- The paper introduces a method combining structured pruning and 8-bit quantization to significantly compress LSTM-based speech enhancement models for hearing aids.
- It employs skip RNN cells to dynamically reduce computational load while preserving high-quality audio, meeting strict hardware constraints.
- Evaluations demonstrate comparable SDR scores and perceptual quality, ensuring low-latency and energy-efficient performance on constrained devices.
TinyLSTMs: Efficient Neural Speech Enhancement for Hearing Aids
Introduction
The paper "TinyLSTMs: Efficient Neural Speech Enhancement for Hearing Aids" addresses the critical challenge of deploying speech enhancement (SE) algorithms within the constraints of hearing aids (HAs). These devices necessitate models with minimal computational and storage requirements due to their limited hardware capabilities, namely reduced memory capacity and power constraints of microcontroller units (MCUs). Modern SE systems rely on RNNs, especially long short-term memory (LSTM) networks, for effective noise suppression. The research outlines how model compression, specifically pruning and integer quantization, can bridge the gap to create efficient neural networks that are feasible for deployment on HAs. The results highlight a substantial reduction in model size and operations, with negligible loss in perceptual quality, enabling real-world application in HAs.
Model Constraints and Methodology
The HA form factor necessitates several hardware constraints: compute complexity must not exceed 1.55 million operations per second to achieve the desired sub-10ms latency; model size must be under 0.5 MB due to flash memory constraints; and working memory is limited by the device SRAM to 320 KB. The authors introduce a methodology focused on pruning and quantization to generate compressed RNN SE models that adhere to these requirements.
- Pruning: By employing structured pruning, weights in the LSTM and fully connected (FC) layers were organized in groups, allowing for efficient removal without incurring performance degradation. A novel aspect of this approach is the direct learning of pruning thresholds, reducing the need for computationally intensive hyperparameter searches.
- Quantization: The research implements training-aware quantization of weights and activations to 8 bits. This approach ensures the model is robust to quantization noise while maintaining integer arithmetic, which is less power-intensive than floating point operations.
- Skip RNNs: Skip RNN cells are introduced to further decrease computational load by allowing state updates to be skipped dynamically, conditioned on input signal characteristics, thus reducing the operational demand on the MCU.
The TinyLSTMs were evaluated using both objective measures and subjective perceptual tests. In terms of objective metrics, models achieved comparable SDR scores to existing large-scale systems while adhering to the HA constraints, particularly excelling in computational latency and energy efficiency.
Figure 1: MS vs. SISDR. Each point represents a model checkpoint and lines represent a Pareto front.
Subjective evaluation was conducted to assess the auditory quality of the enhanced audio compared to the baseline models. Listeners showed a consistent preference for processed audio, confirming that the compressions did not compromise perceptual quality.
Figure 2: Preference of perceptual study participants for enhanced audio vs. unprocessed audio for both uncompressed and pruned models across input SNR's.

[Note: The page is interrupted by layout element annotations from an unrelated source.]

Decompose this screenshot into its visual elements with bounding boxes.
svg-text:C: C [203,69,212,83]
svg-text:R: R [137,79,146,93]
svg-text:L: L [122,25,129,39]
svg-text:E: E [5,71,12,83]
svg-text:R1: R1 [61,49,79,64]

Implications and Future Work
This paper provides a blueprint for designing efficient SE models deployable on resource-constrained hardware. The investigations into pruning methods and quantization processes offer a pathway for future enhancements in low-power, high-efficiency neural networks. The successful application and optimization of LSTMs for HA devices suggest potential extrapolation to other portable devices requiring low-latency speech enhancement, such as mobile phones or IoT devices.
Conclusion
The TinyLSTMs method delineates a robust framework for achieving efficient speech enhancement applicable to hearing aids, balancing resource constraints with computational demands. The significant reduction in model size and operations without perceptual quality loss demonstrates the viability of deploying advanced neural networks on limited hardware. This approach paves the way for further research into optimizing neural architectures for low-power, real-time applications in wearable and portable devices.